Current text-to-video (T2V) models exhibit systematic failure in adhering to basic numerical constraints—e.g., generating exactly 1–9 objects—with accuracy consistently below 12%. Method: We introduce T2VCountBench, the first dedicated benchmark for evaluating counting capability in T2V generation, covering multilingual, multi-style, and long-duration scenarios; we further design controllable and task-decomposition prompting strategies, and propose a multidimensional human evaluation framework for fine-grained quantification of numerical adherence. Contribution/Results: Ablation studies reveal that existing prompting optimizations—including decomposition, style control, and temporal adjustment—fail to meaningfully improve counting performance, thereby identifying the fundamental architectural limitation in current T2V models. This work establishes a new benchmark, evaluation methodology, and conceptual understanding for advancing controllable T2V generation.

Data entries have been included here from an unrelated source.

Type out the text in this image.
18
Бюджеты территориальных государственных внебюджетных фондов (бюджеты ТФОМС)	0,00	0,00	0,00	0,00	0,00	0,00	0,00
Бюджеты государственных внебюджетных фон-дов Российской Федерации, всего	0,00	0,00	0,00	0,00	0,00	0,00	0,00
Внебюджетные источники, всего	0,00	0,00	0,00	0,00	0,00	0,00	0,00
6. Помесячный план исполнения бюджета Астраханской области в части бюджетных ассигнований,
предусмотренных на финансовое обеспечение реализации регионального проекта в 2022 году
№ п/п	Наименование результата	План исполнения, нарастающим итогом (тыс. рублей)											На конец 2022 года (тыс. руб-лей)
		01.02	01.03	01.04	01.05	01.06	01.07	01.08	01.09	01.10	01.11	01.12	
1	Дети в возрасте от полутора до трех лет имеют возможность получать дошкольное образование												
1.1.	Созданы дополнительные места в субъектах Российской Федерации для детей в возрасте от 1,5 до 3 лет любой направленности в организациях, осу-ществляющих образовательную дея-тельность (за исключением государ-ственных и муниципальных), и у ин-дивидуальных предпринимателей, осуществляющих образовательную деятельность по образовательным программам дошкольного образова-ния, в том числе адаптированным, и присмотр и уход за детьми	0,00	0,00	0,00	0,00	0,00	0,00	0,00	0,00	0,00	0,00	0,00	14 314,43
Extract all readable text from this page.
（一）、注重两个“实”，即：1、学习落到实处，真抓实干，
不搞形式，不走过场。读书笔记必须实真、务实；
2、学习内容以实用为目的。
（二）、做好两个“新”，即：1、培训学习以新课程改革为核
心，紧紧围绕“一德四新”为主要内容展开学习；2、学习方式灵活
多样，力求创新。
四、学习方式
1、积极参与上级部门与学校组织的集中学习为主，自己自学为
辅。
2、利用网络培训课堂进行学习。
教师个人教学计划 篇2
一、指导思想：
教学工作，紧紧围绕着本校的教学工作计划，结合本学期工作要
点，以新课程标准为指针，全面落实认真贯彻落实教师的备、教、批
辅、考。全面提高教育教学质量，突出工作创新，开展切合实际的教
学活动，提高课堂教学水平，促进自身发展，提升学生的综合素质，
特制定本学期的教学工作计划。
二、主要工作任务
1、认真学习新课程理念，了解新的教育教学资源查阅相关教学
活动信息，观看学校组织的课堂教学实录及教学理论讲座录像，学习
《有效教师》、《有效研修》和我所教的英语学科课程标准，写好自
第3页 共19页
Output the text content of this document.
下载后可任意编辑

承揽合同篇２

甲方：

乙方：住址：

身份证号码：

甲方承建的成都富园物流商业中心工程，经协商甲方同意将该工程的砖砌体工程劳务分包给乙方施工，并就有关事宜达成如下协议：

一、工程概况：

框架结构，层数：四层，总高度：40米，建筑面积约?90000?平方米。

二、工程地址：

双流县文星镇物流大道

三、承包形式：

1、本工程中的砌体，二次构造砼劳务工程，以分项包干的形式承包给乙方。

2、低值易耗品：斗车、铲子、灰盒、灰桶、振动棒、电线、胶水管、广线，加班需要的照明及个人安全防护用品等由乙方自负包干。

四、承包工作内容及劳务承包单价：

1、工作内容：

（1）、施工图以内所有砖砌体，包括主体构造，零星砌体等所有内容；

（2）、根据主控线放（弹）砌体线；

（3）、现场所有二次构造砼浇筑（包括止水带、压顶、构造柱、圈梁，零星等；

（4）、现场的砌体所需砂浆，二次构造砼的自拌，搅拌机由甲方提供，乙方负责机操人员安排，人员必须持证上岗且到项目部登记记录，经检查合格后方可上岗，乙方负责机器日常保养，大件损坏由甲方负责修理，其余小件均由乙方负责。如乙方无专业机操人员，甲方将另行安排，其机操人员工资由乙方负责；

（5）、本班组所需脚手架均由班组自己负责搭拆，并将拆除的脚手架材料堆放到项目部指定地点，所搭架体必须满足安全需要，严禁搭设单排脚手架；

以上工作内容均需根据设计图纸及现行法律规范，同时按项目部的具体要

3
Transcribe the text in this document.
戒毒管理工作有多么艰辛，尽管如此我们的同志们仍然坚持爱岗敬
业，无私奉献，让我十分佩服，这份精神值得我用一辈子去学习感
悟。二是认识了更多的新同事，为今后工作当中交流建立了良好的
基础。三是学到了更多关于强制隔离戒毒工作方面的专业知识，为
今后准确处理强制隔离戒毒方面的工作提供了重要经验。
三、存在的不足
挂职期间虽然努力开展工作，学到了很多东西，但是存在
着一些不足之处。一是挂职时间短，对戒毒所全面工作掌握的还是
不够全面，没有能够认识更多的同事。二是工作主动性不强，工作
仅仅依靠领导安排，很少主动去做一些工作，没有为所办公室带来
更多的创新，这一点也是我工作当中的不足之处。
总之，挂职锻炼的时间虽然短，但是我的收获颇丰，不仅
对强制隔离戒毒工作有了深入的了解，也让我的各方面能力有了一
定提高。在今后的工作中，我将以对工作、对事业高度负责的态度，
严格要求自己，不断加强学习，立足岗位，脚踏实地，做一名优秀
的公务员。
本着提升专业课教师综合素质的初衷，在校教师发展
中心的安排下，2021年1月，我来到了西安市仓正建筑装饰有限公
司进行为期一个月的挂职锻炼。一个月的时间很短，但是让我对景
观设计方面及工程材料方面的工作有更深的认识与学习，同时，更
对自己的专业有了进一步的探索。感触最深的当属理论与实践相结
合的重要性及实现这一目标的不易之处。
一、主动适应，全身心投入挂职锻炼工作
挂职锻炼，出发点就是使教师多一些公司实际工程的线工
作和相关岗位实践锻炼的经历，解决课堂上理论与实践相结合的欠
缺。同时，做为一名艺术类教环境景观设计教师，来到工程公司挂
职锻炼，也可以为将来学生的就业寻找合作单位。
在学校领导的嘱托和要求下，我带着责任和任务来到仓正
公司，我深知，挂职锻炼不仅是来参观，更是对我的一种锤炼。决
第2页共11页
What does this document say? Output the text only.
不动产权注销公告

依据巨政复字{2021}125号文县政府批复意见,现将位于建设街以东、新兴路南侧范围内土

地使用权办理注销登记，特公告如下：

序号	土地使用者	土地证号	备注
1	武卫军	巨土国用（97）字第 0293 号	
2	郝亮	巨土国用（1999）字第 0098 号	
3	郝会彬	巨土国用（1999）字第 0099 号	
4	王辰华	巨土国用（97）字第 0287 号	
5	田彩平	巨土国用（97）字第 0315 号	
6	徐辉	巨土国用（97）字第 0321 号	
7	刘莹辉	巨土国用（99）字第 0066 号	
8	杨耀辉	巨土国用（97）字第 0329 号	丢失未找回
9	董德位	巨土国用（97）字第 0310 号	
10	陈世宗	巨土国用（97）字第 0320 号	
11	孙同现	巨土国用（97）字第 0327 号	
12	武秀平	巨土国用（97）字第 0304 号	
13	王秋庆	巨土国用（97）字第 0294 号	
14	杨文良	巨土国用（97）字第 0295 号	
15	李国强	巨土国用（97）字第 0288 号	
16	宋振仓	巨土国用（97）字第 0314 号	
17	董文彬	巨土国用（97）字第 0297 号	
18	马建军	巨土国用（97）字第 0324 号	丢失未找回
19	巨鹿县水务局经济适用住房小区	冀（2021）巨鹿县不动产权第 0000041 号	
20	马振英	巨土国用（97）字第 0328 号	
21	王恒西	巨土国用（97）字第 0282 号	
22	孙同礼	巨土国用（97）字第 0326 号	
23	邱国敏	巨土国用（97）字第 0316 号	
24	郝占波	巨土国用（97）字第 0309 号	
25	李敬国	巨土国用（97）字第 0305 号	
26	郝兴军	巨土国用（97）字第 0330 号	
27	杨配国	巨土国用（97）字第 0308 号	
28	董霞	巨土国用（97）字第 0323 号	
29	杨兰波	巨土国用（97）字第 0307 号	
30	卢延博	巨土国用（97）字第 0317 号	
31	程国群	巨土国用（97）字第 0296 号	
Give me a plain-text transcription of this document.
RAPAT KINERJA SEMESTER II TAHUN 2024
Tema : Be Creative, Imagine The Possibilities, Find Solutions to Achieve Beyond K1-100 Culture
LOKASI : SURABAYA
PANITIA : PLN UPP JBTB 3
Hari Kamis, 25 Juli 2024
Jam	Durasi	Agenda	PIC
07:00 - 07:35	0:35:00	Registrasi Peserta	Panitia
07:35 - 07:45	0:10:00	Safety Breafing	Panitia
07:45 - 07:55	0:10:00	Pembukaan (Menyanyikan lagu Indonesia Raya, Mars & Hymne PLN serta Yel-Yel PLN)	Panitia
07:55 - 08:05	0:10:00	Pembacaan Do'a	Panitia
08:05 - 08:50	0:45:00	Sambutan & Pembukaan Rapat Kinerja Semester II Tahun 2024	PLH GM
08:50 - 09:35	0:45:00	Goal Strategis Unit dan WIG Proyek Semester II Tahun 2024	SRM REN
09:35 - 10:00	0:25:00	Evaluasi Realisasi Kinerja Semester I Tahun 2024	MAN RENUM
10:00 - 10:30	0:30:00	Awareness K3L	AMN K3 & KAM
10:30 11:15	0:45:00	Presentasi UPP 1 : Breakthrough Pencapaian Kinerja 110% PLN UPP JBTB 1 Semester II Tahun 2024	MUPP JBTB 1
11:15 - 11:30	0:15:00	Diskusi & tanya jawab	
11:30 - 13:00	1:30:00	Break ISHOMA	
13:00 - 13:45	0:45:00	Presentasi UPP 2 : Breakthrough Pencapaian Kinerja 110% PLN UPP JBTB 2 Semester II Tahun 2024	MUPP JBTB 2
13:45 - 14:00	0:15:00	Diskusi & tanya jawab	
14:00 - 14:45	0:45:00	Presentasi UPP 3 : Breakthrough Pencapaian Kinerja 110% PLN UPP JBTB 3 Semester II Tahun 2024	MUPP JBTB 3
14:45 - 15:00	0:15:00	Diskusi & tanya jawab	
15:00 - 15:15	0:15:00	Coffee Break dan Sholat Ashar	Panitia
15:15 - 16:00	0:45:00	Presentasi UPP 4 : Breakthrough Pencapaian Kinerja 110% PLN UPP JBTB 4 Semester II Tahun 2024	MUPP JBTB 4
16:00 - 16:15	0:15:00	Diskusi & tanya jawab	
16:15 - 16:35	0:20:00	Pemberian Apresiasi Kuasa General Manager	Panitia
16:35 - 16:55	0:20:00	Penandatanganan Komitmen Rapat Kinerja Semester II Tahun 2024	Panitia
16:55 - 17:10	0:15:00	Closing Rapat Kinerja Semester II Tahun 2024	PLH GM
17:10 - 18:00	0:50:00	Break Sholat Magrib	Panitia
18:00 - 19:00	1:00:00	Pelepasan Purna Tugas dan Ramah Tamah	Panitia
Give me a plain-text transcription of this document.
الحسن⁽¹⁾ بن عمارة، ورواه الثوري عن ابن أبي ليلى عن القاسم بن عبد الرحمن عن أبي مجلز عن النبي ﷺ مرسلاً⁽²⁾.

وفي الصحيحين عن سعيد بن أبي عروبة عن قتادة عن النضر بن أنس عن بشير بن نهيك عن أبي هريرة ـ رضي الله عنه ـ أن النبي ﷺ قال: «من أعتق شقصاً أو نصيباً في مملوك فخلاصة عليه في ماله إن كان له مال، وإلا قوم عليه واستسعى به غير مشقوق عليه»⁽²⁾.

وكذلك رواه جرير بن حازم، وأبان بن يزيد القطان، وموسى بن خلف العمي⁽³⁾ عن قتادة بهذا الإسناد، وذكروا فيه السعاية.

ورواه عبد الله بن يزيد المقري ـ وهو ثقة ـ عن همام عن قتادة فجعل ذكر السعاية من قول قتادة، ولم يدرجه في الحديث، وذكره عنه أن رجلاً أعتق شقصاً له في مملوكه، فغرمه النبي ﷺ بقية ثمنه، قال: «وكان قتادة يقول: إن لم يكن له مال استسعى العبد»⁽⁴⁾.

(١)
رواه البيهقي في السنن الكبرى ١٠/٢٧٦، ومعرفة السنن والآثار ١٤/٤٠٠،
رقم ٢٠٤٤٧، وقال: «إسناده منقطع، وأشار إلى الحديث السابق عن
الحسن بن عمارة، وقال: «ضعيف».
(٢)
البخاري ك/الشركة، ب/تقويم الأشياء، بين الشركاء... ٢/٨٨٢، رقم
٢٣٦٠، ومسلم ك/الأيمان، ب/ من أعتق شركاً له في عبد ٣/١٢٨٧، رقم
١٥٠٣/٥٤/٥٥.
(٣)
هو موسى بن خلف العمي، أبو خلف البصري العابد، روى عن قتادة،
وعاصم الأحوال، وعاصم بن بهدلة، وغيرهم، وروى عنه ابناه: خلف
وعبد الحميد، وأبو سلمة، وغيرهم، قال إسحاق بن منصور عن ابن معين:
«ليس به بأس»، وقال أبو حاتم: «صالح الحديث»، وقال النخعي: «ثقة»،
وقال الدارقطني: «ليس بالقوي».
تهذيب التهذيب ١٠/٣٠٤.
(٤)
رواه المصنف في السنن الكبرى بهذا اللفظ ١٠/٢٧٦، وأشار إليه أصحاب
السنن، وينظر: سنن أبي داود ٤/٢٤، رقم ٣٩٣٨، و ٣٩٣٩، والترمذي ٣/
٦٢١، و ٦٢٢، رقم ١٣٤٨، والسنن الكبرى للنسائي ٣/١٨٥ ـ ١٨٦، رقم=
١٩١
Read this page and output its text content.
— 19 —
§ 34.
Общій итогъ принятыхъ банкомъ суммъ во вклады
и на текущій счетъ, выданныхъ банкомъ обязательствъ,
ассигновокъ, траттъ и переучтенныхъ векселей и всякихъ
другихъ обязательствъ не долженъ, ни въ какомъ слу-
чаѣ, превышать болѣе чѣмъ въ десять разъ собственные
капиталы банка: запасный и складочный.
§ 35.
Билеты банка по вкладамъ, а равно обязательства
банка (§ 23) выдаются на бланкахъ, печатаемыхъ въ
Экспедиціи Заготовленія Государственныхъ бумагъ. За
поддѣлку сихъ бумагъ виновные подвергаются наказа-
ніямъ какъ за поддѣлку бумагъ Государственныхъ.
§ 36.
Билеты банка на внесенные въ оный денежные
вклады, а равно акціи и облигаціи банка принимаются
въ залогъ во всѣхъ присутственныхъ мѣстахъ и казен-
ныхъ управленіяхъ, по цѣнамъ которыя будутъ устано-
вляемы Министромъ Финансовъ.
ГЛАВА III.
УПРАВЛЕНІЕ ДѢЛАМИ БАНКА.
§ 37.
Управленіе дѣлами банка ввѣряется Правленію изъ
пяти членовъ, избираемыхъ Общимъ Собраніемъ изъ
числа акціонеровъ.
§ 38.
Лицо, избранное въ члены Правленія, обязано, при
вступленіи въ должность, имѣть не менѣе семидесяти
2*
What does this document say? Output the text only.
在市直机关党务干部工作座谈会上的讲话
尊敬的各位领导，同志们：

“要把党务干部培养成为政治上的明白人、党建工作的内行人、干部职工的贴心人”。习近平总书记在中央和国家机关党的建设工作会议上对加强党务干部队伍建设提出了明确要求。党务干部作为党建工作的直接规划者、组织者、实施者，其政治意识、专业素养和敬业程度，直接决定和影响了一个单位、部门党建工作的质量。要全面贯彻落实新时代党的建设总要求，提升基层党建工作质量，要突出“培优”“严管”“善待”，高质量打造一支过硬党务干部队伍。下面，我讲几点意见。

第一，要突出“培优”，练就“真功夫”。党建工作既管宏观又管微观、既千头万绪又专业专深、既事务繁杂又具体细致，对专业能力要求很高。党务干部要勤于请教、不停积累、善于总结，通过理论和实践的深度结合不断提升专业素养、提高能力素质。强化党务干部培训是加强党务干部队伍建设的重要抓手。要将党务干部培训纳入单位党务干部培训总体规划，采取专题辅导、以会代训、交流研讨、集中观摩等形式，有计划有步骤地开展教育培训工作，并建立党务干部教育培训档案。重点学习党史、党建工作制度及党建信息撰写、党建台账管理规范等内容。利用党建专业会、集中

Generative models have driven significant progress in a variety of AI tasks, including text-to-video generation, where models like Video LDM and Stable Video Diffusion can produce realistic, movie-level videos from textual instructions. Despite these advances, current text-to-video models still face fundamental challenges in reliably following human commands, particularly in adhering to simple numerical constraints. In this work, we present T2VCountBench, a specialized benchmark aiming at evaluating the counting capability of SOTA text-to-video models as of 2025. Our benchmark employs rigorous human evaluations to measure the number of generated objects and covers a diverse range of generators, covering both open-source and commercial models. Extensive experiments reveal that all existing models struggle with basic numerical tasks, almost always failing to generate videos with an object count of 9 or fewer. Furthermore, our comprehensive ablation studies explore how factors like video style, temporal dynamics, and multilingual inputs may influence counting performance. We also explore prompt refinement techniques and demonstrate that decomposing the task into smaller subtasks does not easily alleviate these limitations. Our findings highlight important challenges in current text-to-video generation and provide insights for future research aimed at improving adherence to basic numerical constraints.